The company's second-quarter results also offer promise, with production levels up nearly 9% over year-ago levels and hundreds of millions of dollars being spent on additional exploration and development.
Remember that hefty dividend? Well, it's not perfect. Enerplus cut its payout in half recently, with the drop due largely to very low prices for natural gas these days. Add in the fact that its current payout level is several times bigger than its earnings and its free cash flow has been negative, and you've got a recipe for further dividend reduction. (Remember, too, that if many investors are mainly hanging around for the dividend, a cut may send them running for the doors, depressing the price further.)

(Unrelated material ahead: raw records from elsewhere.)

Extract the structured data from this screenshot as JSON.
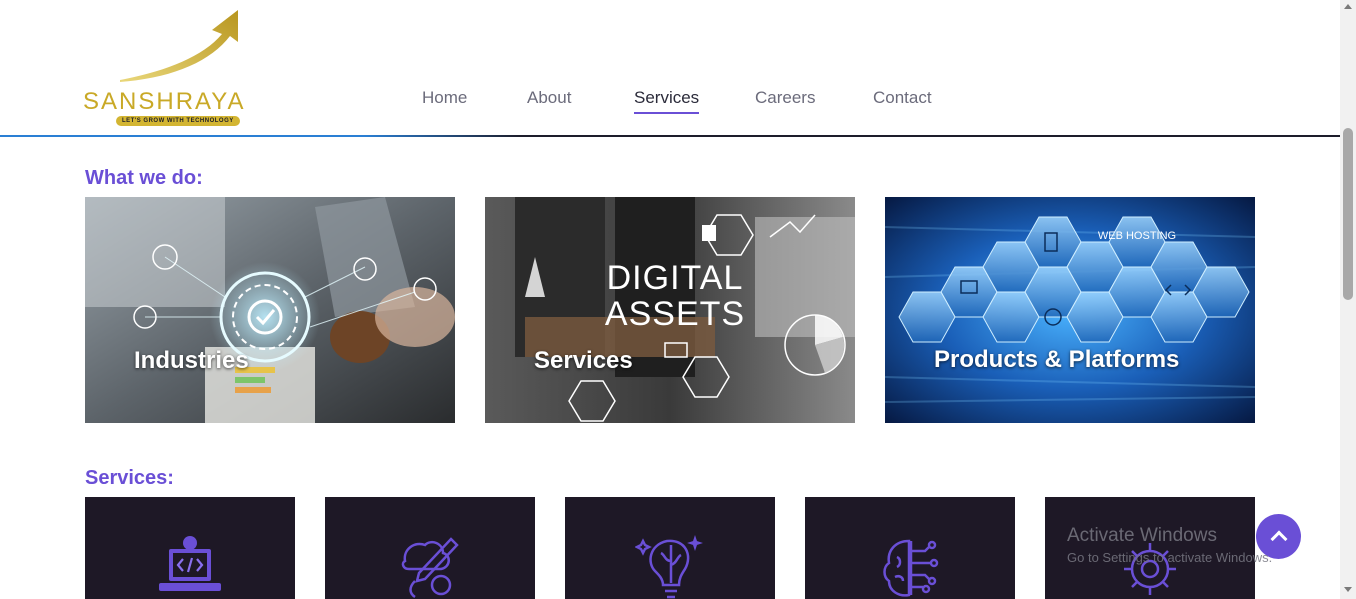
{
  "brand": {
    "name": "SANSHRAYA",
    "tagline": "LET'S GROW WITH TECHNOLOGY",
    "colors": {
      "gold": "#c9a927",
      "accent": "#6a4fd6",
      "dark_tile": "#1e1826"
    }
  },
  "nav": {
    "items": [
      {
        "label": "Home"
      },
      {
        "label": "About"
      },
      {
        "label": "Services",
        "active": true
      },
      {
        "label": "Careers"
      },
      {
        "label": "Contact"
      }
    ]
  },
  "what_we_do": {
    "title": "What we do:",
    "cards": [
      {
        "label": "Industries",
        "image": "industries-photo"
      },
      {
        "label": "Services",
        "image": "digital-assets-photo",
        "image_text_line1": "DIGITAL",
        "image_text_line2": "ASSETS"
      },
      {
        "label": "Products & Platforms",
        "image": "web-hosting-hexagons-photo",
        "image_text": "WEB HOSTING"
      }
    ]
  },
  "services": {
    "title": "Services:",
    "tiles": [
      {
        "icon": "laptop-code-icon"
      },
      {
        "icon": "creative-design-icon"
      },
      {
        "icon": "idea-brain-icon"
      },
      {
        "icon": "ai-chip-brain-icon"
      },
      {
        "icon": "gear-settings-icon"
      }
    ]
  },
  "scroll_to_top": {
    "icon": "chevron-up-icon"
  },
  "windows_overlay": {
    "title": "Activate Windows",
    "subtitle": "Go to Settings to activate Windows."
  }
}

Note, though, that Enerplus isn't alone in the sector in having reduced its dividend and potentially cutting it again in the future. Pengrowth Energy (NYSE: PGH ) recently cut its dividend by more than 40%, and some worry that others, such as Pembina Pipeline (NYSE: PBA ) and Penn West (NYSE: PWE ) , will also have to do some trimming. Both recently had payout ratios well above 100%, and Penn West is hoping to raise about $1 billion by selling assets.
Note also that Enerplus may very well not decrease its dividend any further. Management recently announced a stock purchase plan that will permit shareholders to receive dividends in the form of additional shares instead of cash (thus conserving company cash), and the company is bolstering its coffers in other ways: "We continue to progress on our plans for the partial sale and/or monetization of a portion of our early stage asset portfolio which includes the Duvernay, Montney and operated Marcellus."
Meanwhile, though, Enerplus' long-term debt is sizable and has grown in recent years, and its cash level is negligible. Its annual revenue rate is below 2007 and 2008 levels. The company's share count has been inching up, too, which can dilute the value of all shares.
The stock's valuation isn't a screaming buy, either, with its P/E ratio recently above 50 and rapid revenue or earnings growth not expected soon. Pengrowth Energy's P/E has been around 30, while SandRidge Energy's recent P/E was just 4.
Given the reasons to buy or sell Enerplus, it's not unreasonable to decide to just hold off on it. You might want to wait for an even lower entry price, for example, or for the energy industry to start firing on more cylinders, perhaps with natural gas prices rising. You might also want to see the company free-cash-flow positive and posting a string of profits.
I'm holding off on Enerplus for now, but everyone's investment calculations are different. Do your own digging and see what you think. Enerplus may perform spectacularly in the coming years, but remember that there are plenty of compelling stocks out there.